Be prepared to meet the coolest dog ever. He drives boats. He breaks up smuggling rings. He orders hot dogs for hobos for crying out loud. This dog is perfect. Sadly, the plot and the rest of the cast are just not up to Cool Dog's standards. There's an evil step mother, a stupid bully, and a sea monster-esque landlady. They all suck, especially compared to Cool Dog. Thanks so much to the Denver Comedy Co-op's podcast, The First World Privilege Hour for sponsoring this episode and having great taste in bad movies. Joining us is comedian Anthony Lopez, who is freaking awesome.
We all know that some parents live out their dreams through their children. But it's one thing to know it and another to watch it happen in all it'srhinestoned, overly made-up sadness. Toddlers and Tiaras is another brick in TLC's plan to give every psychotic person their own reality show.
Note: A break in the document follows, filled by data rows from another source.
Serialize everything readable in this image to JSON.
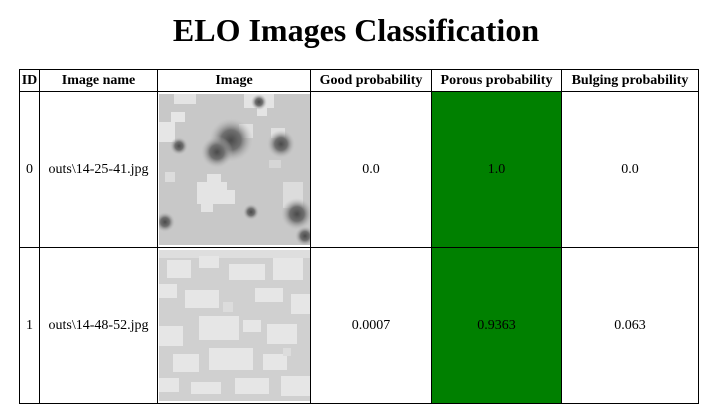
{
  "page": {
    "title": "ELO Images Classification"
  },
  "table": {
    "headers": [
      "ID",
      "Image name",
      "Image",
      "Good probability",
      "Porous probability",
      "Bulging probability"
    ],
    "rows": [
      {
        "id": "0",
        "image_name": "outs\\14-25-41.jpg",
        "image": "porous-texture-thumbnail",
        "good": "0.0",
        "porous": "1.0",
        "bulging": "0.0"
      },
      {
        "id": "1",
        "image_name": "outs\\14-48-52.jpg",
        "image": "light-texture-thumbnail",
        "good": "0.0007",
        "porous": "0.9363",
        "bulging": "0.063"
      }
    ]
  },
  "colors": {
    "highlight": "#008000"
  }
}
This show follows the lives of prepubescent pageant contestants and their mentally ill mothers who force them to compete. Each episode focuses on three young girls who are hoping to take home the crown for Ultimate Mega Jumbo Laser Supreme, the highest title in beauty pageants. In almost every case the children hate it but their mothers won't let them quit. As an added bonus, some of the moms suffer from another mental illness called Extreme Couponing. There's only one person to bring on for an episode about at terrifying TLC reality show: Colleen. You may remember her from Episode #106 - Hoarders Reviewed and just like Hoarders, she's already watched this whole series. It's sick, but it comes in handy for our podcast.